Mary Miller logs a lot of work hours during tax season.
The certified public accountant at Crystal Lake-based Miller Verchota Inc. works between 100 and 110 hours a week for almost three straight months preparing federal and state income tax returns for area residents.
During her more than 12 years as a CPA, she saw someone pay about $500,000 in taxes, while helped another receive more than $19,000.
“We’re crazy people who love what we do,” said Miller, who works alongside her husband at the accounting firm. “The next few weeks are going to be crazy, and people need to be prepared because there isn’t much time left.”
The deadline to file income-tax returns is April 15, and a late start because of the Internal Revenue Service updating its system because of recently approved legislation has residents and tax professionals making a mad dash to the finish.
As the deadline looms, being educated about the filing process could mean the difference between a good or bad experience, area accountants agree. That includes being prepared and well-versed in items residents otherwise might not have known they could claim.

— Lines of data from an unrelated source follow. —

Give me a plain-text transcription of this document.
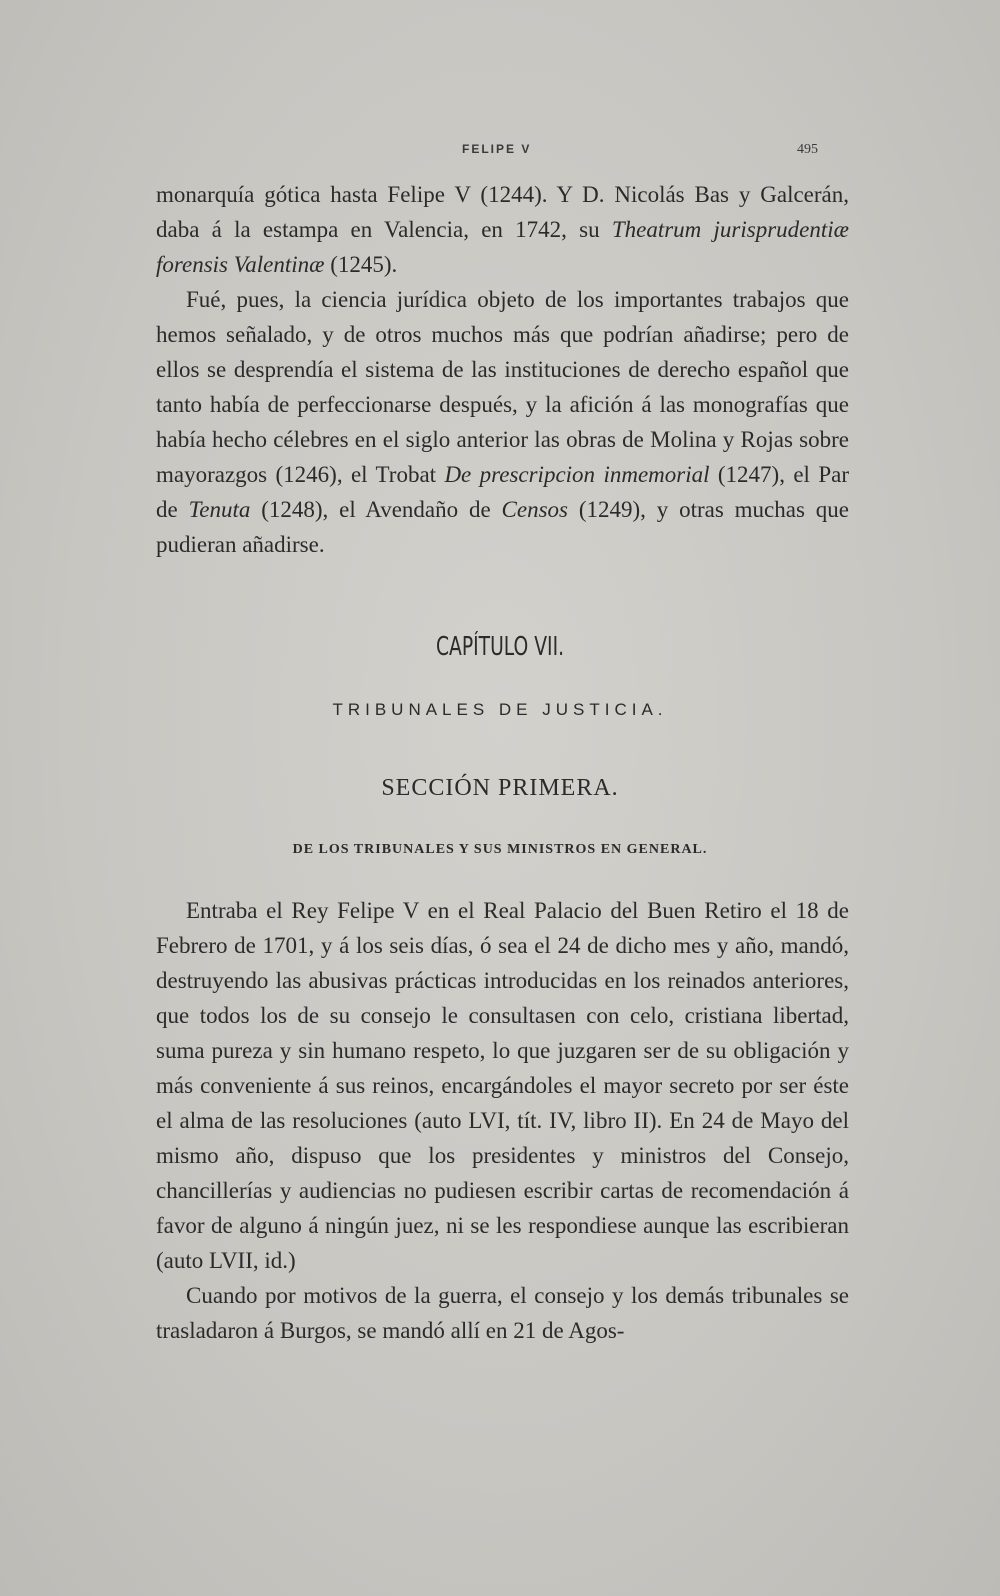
FELIPE V	495

monarquía gótica hasta Felipe V (1244). Y D. Nicolás Bas y Galcerán, daba á la estampa en Valencia, en 1742, su Theatrum jurisprudentiæ forensis Valentinæ (1245).

Fué, pues, la ciencia jurídica objeto de los importantes trabajos que hemos señalado, y de otros muchos más que podrían añadirse; pero de ellos se desprendía el sistema de las instituciones de derecho español que tanto había de perfeccionarse después, y la afición á las monografías que había hecho célebres en el siglo anterior las obras de Molina y Rojas sobre mayorazgos (1246), el Trobat De prescripcion inmemorial (1247), el Par de Tenuta (1248), el Avendaño de Censos (1249), y otras muchas que pudieran añadirse.

CAPÍTULO VII.
TRIBUNALES DE JUSTICIA.
SECCIÓN PRIMERA.
DE LOS TRIBUNALES Y SUS MINISTROS EN GENERAL.

Entraba el Rey Felipe V en el Real Palacio del Buen Retiro el 18 de Febrero de 1701, y á los seis días, ó sea el 24 de dicho mes y año, mandó, destruyendo las abusivas prácticas introducidas en los reinados anteriores, que todos los de su consejo le consultasen con celo, cristiana libertad, suma pureza y sin humano respeto, lo que juzgaren ser de su obligación y más conveniente á sus reinos, encargándoles el mayor secreto por ser éste el alma de las resoluciones (auto LVI, tít. IV, libro II). En 24 de Mayo del mismo año, dispuso que los presidentes y ministros del Consejo, chancillerías y audiencias no pudiesen escribir cartas de recomendación á favor de alguno á ningún juez, ni se les respondiese aunque las escribieran (auto LVII, id.)

Cuando por motivos de la guerra, el consejo y los demás tribunales se trasladaron á Burgos, se mandó allí en 21 de Agos-
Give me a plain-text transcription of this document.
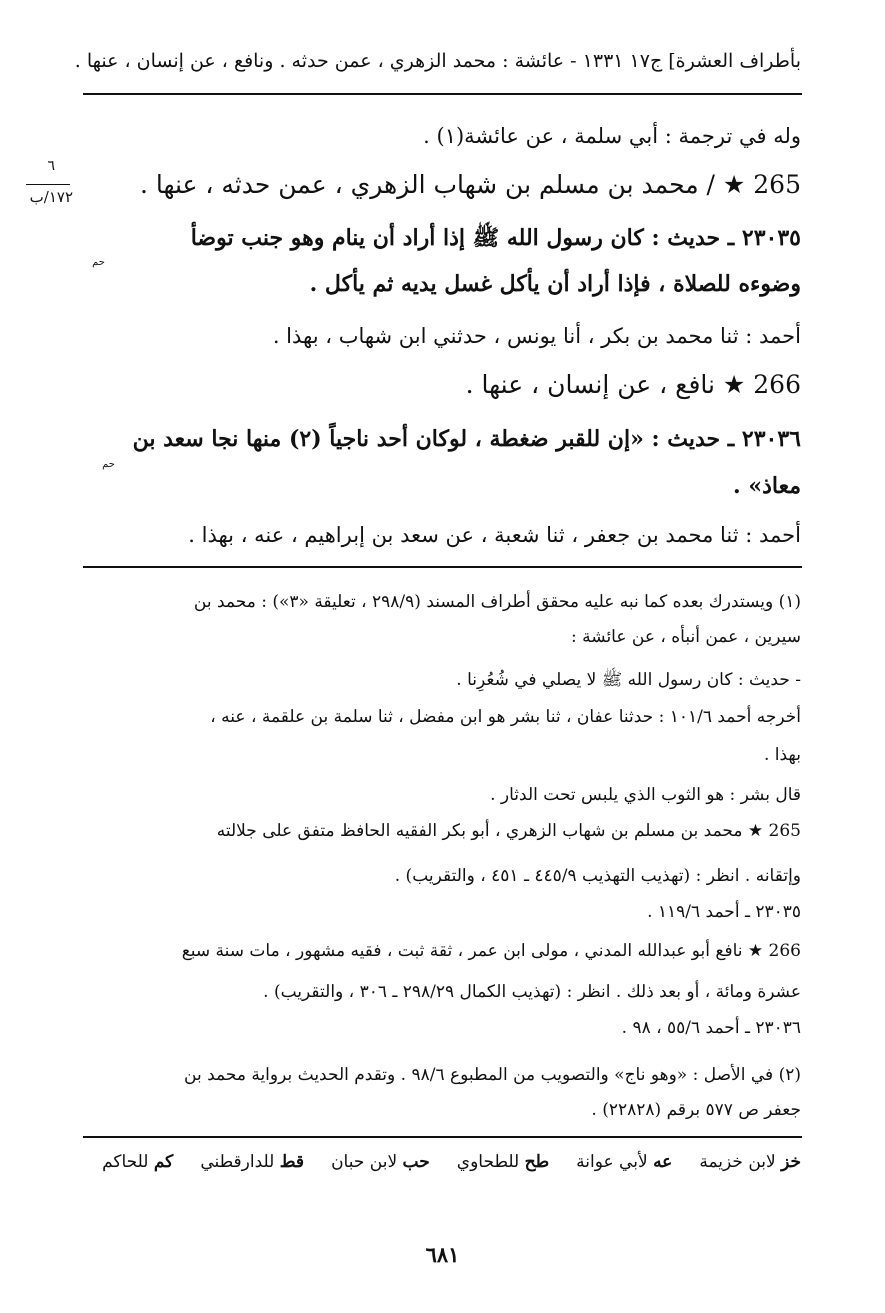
بأطراف العشرة] ج١٧ ١٣٣١ - عائشة : محمد الزهري ، عمن حدثه . ونافع ، عن إنسان ، عنها .
٦
١٧٢/ب
وله في ترجمة : أبي سلمة ، عن عائشة(١) .
265 ★ / محمد بن مسلم بن شهاب الزهري ، عمن حدثه ، عنها .
٢٣٠٣٥ ـ حديث : كان رسول الله ﷺ إذا أراد أن ينام وهو جنب توضأ
حم
وضوءه للصلاة ، فإذا أراد أن يأكل غسل يديه ثم يأكل .
أحمد : ثنا محمد بن بكر ، أنا يونس ، حدثني ابن شهاب ، بهذا .
266 ★ نافع ، عن إنسان ، عنها .
٢٣٠٣٦ ـ حديث : «إن للقبر ضغطة ، لوكان أحد ناجياً (٢) منها نجا سعد بن
حم
معاذ» .
أحمد : ثنا محمد بن جعفر ، ثنا شعبة ، عن سعد بن إبراهيم ، عنه ، بهذا .
(١) ويستدرك بعده كما نبه عليه محقق أطراف المسند (٢٩٨/٩ ، تعليقة «٣») : محمد بن
سيرين ، عمن أنبأه ، عن عائشة :
- حديث : كان رسول الله ﷺ لا يصلي في شُعُرِنا .
أخرجه أحمد ١٠١/٦ : حدثنا عفان ، ثنا بشر هو ابن مفضل ، ثنا سلمة بن علقمة ، عنه ،
بهذا .
قال بشر : هو الثوب الذي يلبس تحت الدثار .
265 ★ محمد بن مسلم بن شهاب الزهري ، أبو بكر الفقيه الحافظ متفق على جلالته
وإتقانه . انظر : (تهذيب التهذيب ٤٤٥/٩ ـ ٤٥١ ، والتقريب) .
٢٣٠٣٥ ـ أحمد ١١٩/٦ .
266 ★ نافع أبو عبدالله المدني ، مولى ابن عمر ، ثقة ثبت ، فقيه مشهور ، مات سنة سبع
عشرة ومائة ، أو بعد ذلك . انظر : (تهذيب الكمال ٢٩٨/٢٩ ـ ٣٠٦ ، والتقريب) .
٢٣٠٣٦ ـ أحمد ٥٥/٦ ، ٩٨ .
(٢) في الأصل : «وهو ناج» والتصويب من المطبوع ٩٨/٦ . وتقدم الحديث برواية محمد بن
جعفر ص ٥٧٧ برقم (٢٢٨٢٨) .
خز لابن خزيمة     عه لأبي عوانة     طح للطحاوي     حب لابن حبان     قط للدارقطني     كم للحاكم
٦٨١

Whether using a tax professional or filing on their own, residents need a plan and should consult a checklist of requirements before beginning the process.
“You need to have everything ready to go,” Miller said. “Time is of the essence.”
Procrastinating any further also could be detrimental to the process.
“People who suspect they are going to owe tend to put it off,” said Mickey Broman, CPA at Broman & Kosar Ltd. in Crystal Lake. “It’s better to know as early as possible because if you do owe, you know how much and know your options.”
A resident’s knowledge of what he or she can claim on a return also can make a huge difference in the final financial outcome.
One item is the education credit, where filers can receive $2,500.
“Most people think that because a tuition statement comes in their child’s name, they are not capable of taking that credit,” Miller said. “That’s only true if you file as a dependent.”
Residents also are eligible for up to $500 through an energy credit if they made energy-efficiency improvements to their homes.
Other important items include charitable contributions and brokerage statements.
In order to claim charitable donations, residents must have a record of that transaction. For donations of more than $250, an acknowledgment from the charity that also must state that no goods or services were provided in exchange for the donation is required.
Brokerage statements for fees residents may have paid to the brokerage house also may be deductible.
“We try to keep all our customers from owing,” Broman said. “The goal is to make the tax liability and payment as close as possible.”
Forgiveness for credit card debt is also available for residents with a 1099-C form. That also includes some short sales and foreclosures.
“Anyone who gets that form, they need to see a tax professional to see if it is taxable income for them,” Broman said.
Residents earning less than $57,000 a year who don’t need a tax professional to file their taxes can do so for free through the IRS website. Those who feel they need more time also can get a six-month extension, and state returns can be filed at www.tax.illinois.gov.
More and more residents also are filing their own taxes with advancements in online taxing capabilities through companies such as TurboTax and H&R Block, Miller said.
McHenry County College also offers the free Volunteer Income Tax Assistance Clinic for qualified residents earning less than $50,000 a year.